Your business has likely been using the same set of applications for some time. Perhaps since the day you started, a long time ago. While you’ve been replacing computers and devices regularly to maintain your competitive advantage, the standard installation has remained largely the same. The programs do the job and everyone knows how to use them, so why upgrade? In some cases, it’s completely fine to keep that legacy program.
However, there are some aspects you should consider:
Occasionally, and more frequently with software from smaller developers, the author has moved on from supporting the program. Perhaps they’ve closed the business, sold it, or pivoted directions completely. Either way, they’re no longer interested in helping you get the best from the program.
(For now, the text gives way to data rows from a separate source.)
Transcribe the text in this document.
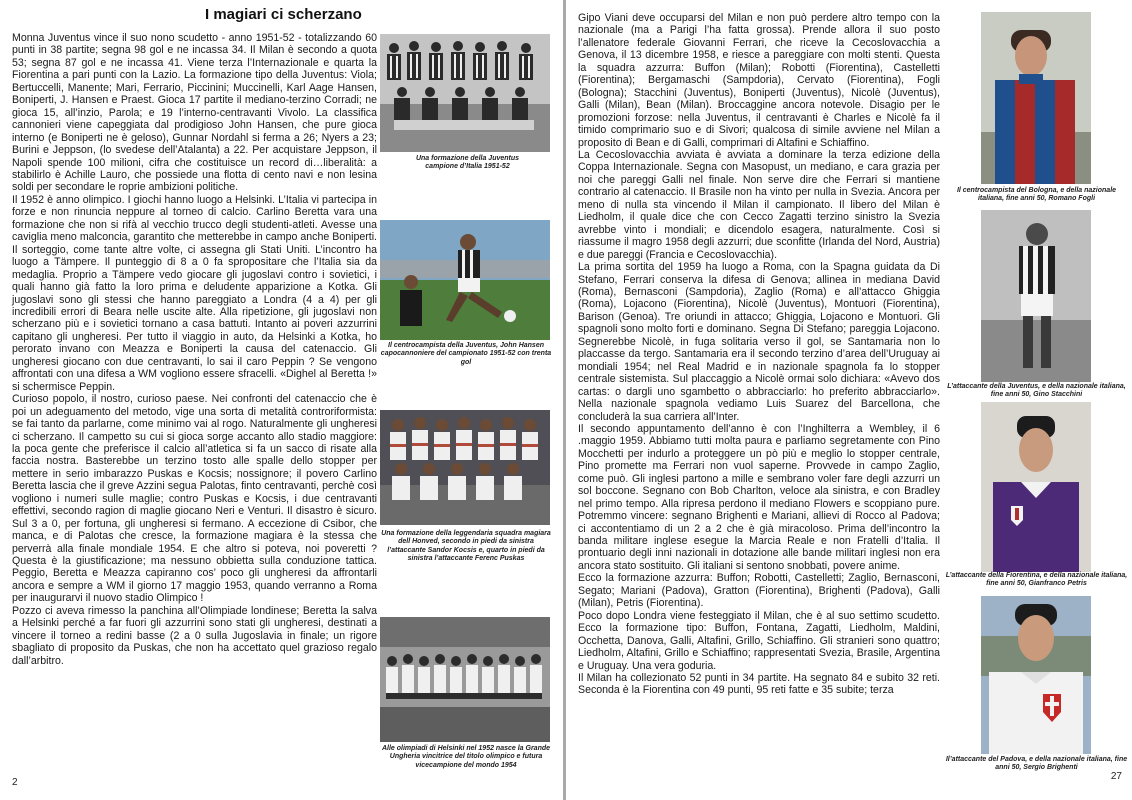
I magiari ci scherzano

Monna Juventus vince il suo nono scudetto - anno 1951-52 - totalizzando 60 punti in 38 partite; segna 98 gol e ne incassa 34. Il Milan è secondo a quota 53; segna 87 gol e ne incassa 41. Viene terza l’Internazionale e quarta la Fiorentina a pari punti con la Lazio. La formazione tipo della Juventus: Viola; Bertuccelli, Manente; Mari, Ferrario, Piccinini; Muccinelli, Karl Aage Hansen, Boniperti, J. Hansen e Praest. Gioca 17 partite il mediano-terzino Corradi; ne gioca 15, all’inzio, Parola; e 19 l’interno-centravanti Vivolo. La classifica cannonieri viene capeggiata dal prodigioso John Hansen, che pure gioca interno (e Boniperti ne è geloso), Gunnar Nordahl si ferma a 26; Nyers a 23; Burini e Jeppson, (lo svedese dell’Atalanta) a 22. Per acquistare Jeppson, il Napoli spende 100 milioni, cifra che costituisce un record di…liberalità: a stabilirlo è Achille Lauro, che possiede una flotta di cento navi e non lesina soldi per secondare le roprie ambizioni politiche.

Il 1952 è anno olimpico. I giochi hanno luogo a Helsinki. L’Italia vi partecipa in forze e non rinuncia neppure al torneo di calcio. Carlino Beretta vara una formazione che non si rifà al vecchio trucco degli studenti-atleti. Avesse una caviglia meno malconcia, garantito che metterebbe in campo anche Boniperti. Il sorteggio, come tante altre volte, ci assegna gli Stati Uniti. L’incontro ha luogo a Tämpere. Il punteggio di 8 a 0 fa spropositare che l’Italia sia da medaglia. Proprio a Tämpere vedo giocare gli jugoslavi contro i sovietici, i quali hanno già fatto la loro prima e deludente apparizione a Kotka. Gli jugoslavi sono gli stessi che hanno pareggiato a Londra (4 a 4) per gli incredibili errori di Beara nelle uscite alte. Alla ripetizione, gli jugoslavi non scherzano più e i sovietici tornano a casa battuti. Intanto ai poveri azzurrini capitano gli ungheresi. Per tutto il viaggio in auto, da Helsinki a Kotka, ho perorato invano con Meazza e Boniperti la causa del catenaccio. Gli ungheresi giocano con due centravanti, lo sai il caro Peppin ? Se vengono affrontati con una difesa a WM vogliono essere sfracelli. «Dighel al Beretta !» si schermisce Peppin.

Curioso popolo, il nostro, curioso paese. Nei confronti del catenaccio che è poi un adeguamento del metodo, vige una sorta di metalità controriformista: se fai tanto da parlarne, come minimo vai al rogo. Naturalmente gli ungheresi ci scherzano. Il campetto su cui si gioca sorge accanto allo stadio maggiore: la poca gente che preferisce il calcio all’atletica si fa un sacco di risate alla faccia nostra. Basterebbe un terzino tosto alle spalle dello stopper per mettere in serio imbarazzo Puskas e Kocsis; nossignore; il povero Carlino Beretta lascia che il greve Azzini segua Palotas, finto centravanti, perchè così vogliono i numeri sulle maglie; contro Puskas e Kocsis, i due centravanti effettivi, secondo ragion di maglie giocano Neri e Venturi. Il disastro è sicuro. Sul 3 a 0, per fortuna, gli ungheresi si fermano. A eccezione di Csibor, che manca, e di Palotas che cresce, la formazione magiara è la stessa che perverrà alla finale mondiale 1954. E che altro si poteva, noi poveretti ? Questa è la giustificazione; ma nessuno obbietta sulla conduzione tattica. Peggio, Beretta e Meazza capiranno cos’ poco gli ungheresi da affrontarli ancora e sempre a WM il giorno 17 maggio 1953, quando verranno a Roma per inaugurarvi il nuovo stadio Olimpico !

Pozzo ci aveva rimesso la panchina all’Olimpiade londinese; Beretta la salva a Helsinki perché a far fuori gli azzurrini sono stati gli ungheresi, destinati a vincere il torneo a redini basse (2 a 0 sulla Jugoslavia in finale; un rigore sbagliato di proposito da Puskas, che non ha accettato quel grazioso regalo dall’arbitro.

Una formazione della Juventus campione d’Italia 1951-52
Il centrocampista della Juventus, John Hansen capocannoniere del campionato 1951-52 con trenta gol
Una formazione della leggendaria squadra magiara dell Honved, secondo in piedi da sinistra l’attaccante Sandor Kocsis e, quarto in piedi da sinistra l’attaccante Ferenc Puskas
Alle olimpiadi di Helsinki nel 1952 nasce la Grande Ungheria vincitrice del titolo olimpico e futura vicecampione del mondo 1954
2

Gipo Viani deve occuparsi del Milan e non può perdere altro tempo con la nazionale (ma a Parigi l’ha fatta grossa). Prende allora il suo posto l’allenatore federale Giovanni Ferrari, che riceve la Cecoslovacchia a Genova, il 13 dicembre 1958, e riesce a pareggiare con molti stenti. Questa la squadra azzurra: Buffon (Milan); Robotti (Fiorentina), Castelletti (Fiorentina); Bergamaschi (Sampdoria), Cervato (Fiorentina), Fogli (Bologna); Stacchini (Juventus), Boniperti (Juventus), Nicolè (Juventus), Galli (Milan), Bean (Milan). Broccaggine ancora notevole. Disagio per le promozioni forzose: nella Juventus, il centravanti è Charles e Nicolè fa il timido comprimario suo e di Sivori; qualcosa di simile avviene nel Milan a proposito di Bean e di Galli, comprimari di Altafini e Schiaffino.

La Cecoslovacchia avviata è avviata a dominare la terza edizione della Coppa Internazionale. Segna con Masopust, un mediano, e cara grazia per noi che pareggi Galli nel finale. Non serve dire che Ferrari si mantiene contrario al catenaccio. Il Brasile non ha vinto per nulla in Svezia. Ancora per meno di nulla sta vincendo il Milan il campionato. Il libero del Milan è Liedholm, il quale dice che con Cecco Zagatti terzino sinistro la Svezia avrebbe vinto i mondiali; e dicendolo esagera, naturalmente. Così si riassume il magro 1958 degli azzurri; due sconfitte (Irlanda del Nord, Austria) e due pareggi (Francia e Cecoslovacchia).

La prima sortita del 1959 ha luogo a Roma, con la Spagna guidata da Di Stefano, Ferrari conserva la difesa di Genova; allinea in mediana David (Roma), Bernasconi (Sampdoria), Zaglio (Roma) e all’attacco Ghiggia (Roma), Lojacono (Fiorentina), Nicolè (Juventus), Montuori (Fiorentina), Barison (Genoa). Tre oriundi in attacco; Ghiggia, Lojacono e Montuori. Gli spagnoli sono molto forti e dominano. Segna Di Stefano; pareggia Lojacono. Segnerebbe Nicolè, in fuga solitaria verso il gol, se Santamaria non lo placcasse da tergo. Santamaria era il secondo terzino d’area dell’Uruguay ai mondiali 1954; nel Real Madrid e in nazionale spagnola fa lo stopper centrale sistemista. Sul placcaggio a Nicolè ormai solo dichiara: «Avevo dos cartas: o dargli uno sgambetto o abbracciarlo: ho preferito abbracciarlo». Nella nazionale spagnola vediamo Luis Suarez del Barcellona, che concluderà la sua carriera all’Inter.

Il secondo appuntamento dell’anno è con l’Inghilterra a Wembley, il 6 .maggio 1959. Abbiamo tutti molta paura e parliamo segretamente con Pino Mocchetti per indurlo a proteggere un pò più e meglio lo stopper centrale, Pino promette ma Ferrari non vuol saperne. Provvede in campo Zaglio, come può. Gli inglesi partono a mille e sembrano voler fare degli azzurri un sol boccone. Segnano con Bob Charlton, veloce ala sinistra, e con Bradley nel primo tempo. Alla ripresa perdono il mediano Flowers e scoppiano pure. Potremmo vincere: segnano Brighenti e Mariani, allievi di Rocco al Padova; ci accontentiamo di un 2 a 2 che è già miracoloso. Prima dell’incontro la banda militare inglese esegue la Marcia Reale e non Fratelli d’Italia. Il prontuario degli inni nazionali in dotazione alle bande militari inglesi non era ancora stato sostituito. Gli italiani si sentono snobbati, povere anime.

Ecco la formazione azzurra: Buffon; Robotti, Castelletti; Zaglio, Bernasconi, Segato; Mariani (Padova), Gratton (Fiorentina), Brighenti (Padova), Galli (Milan), Petris (Fiorentina).

Poco dopo Londra viene festeggiato il Milan, che è al suo settimo scudetto. Ecco la formazione tipo: Buffon, Fontana, Zagatti, Liedholm, Maldini, Occhetta, Danova, Galli, Altafini, Grillo, Schiaffino. Gli stranieri sono quattro; Liedholm, Altafini, Grillo e Schiaffino; rappresentati Svezia, Brasile, Argentina e Uruguay. Una vera goduria.

Il Milan ha collezionato 52 punti in 34 partite. Ha segnato 84 e subito 32 reti. Seconda è la Fiorentina con 49 punti, 95 reti fatte e 35 subite; terza

Il centrocampista del Bologna, e della nazionale italiana, fine anni 50, Romano Fogli
L’attaccante della Juventus, e della nazionale italiana, fine anni 50, Gino Stacchini
L’attaccante della Fiorentina, e della nazionale italiana, fine anni 50, Gianfranco Petris
Il’attaccante del Padova, e della nazionale italiana, fine anni 50, Sergio Brighenti
27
Every time your employees come up against a problem they have nowhere to turn and productivity takes a hit as they try and come up with a workaround. Meanwhile, you run the risk that it could suddenly stop working after a Windows update, begin clashing with other essential software, or even create gaping holes in your security. As you are aware, even the bigger companies like Microsoft stop supporting software after a while, as they have with earlier versions of Windows. Having support available to both assist and protect is a huge asset to your business.
Imagine picking up a brand new computer and trying to insert a 5 ¼ floppy disk – that’s the 1980s retro square ones bigger than your hand – it doesn’t matter how effective that program will be, modern technology simply has no idea what to do with it. Thanks to the rapid advancement of computer hardware, you may find a simple component refresh leaves your legacy program completely incompatible. The latest CPU that’s supposed to speed things up suddenly brings your entire business to a standstill, purely because it’s too advanced. Many owners work around this by keeping some older systems running exclusively for that program, but as the classic hardware fails, you may find yourself struggling to find replacement parts or technicians able to install them.
Broadly speaking, the longer a program has been around, the longer hackers have had to discover its weaknesses. It could be a flaw in the program itself, or in the operating system that runs it. For example, the application may only run on Windows XP, but Windows XP is one of the earlier versions that Microsoft has stopped supporting. As the older operating systems and programs aren’t being patched, cyber criminals pour more energy into finding flaws they can exploit. It’s open season in their minds, and a free ticket to all your connected systems. It’s how hospitals across the UK found themselves infected with ransomware last year, simply because they were running programs with known weaknesses.
As it’s not always feasible to replace a program immediately, I can help you run it on a virtual machine. That is, running the older operating system or program from within another program. You’ll have increased security, an element of support and a strong backup system while you work to find a replacement program. These types of solutions are very specialized and resource hungry though, so let me know if you need help. The other option is to migrate to a new program that does what you want, and is supported, hardware compatible and secure. If you’ve been running the old program for some time, this may feel quite daunting at first. Before you rule it out, keep in mind you’ll also be gaining the benefits of faster software, more integrated processes and a highly flexible system.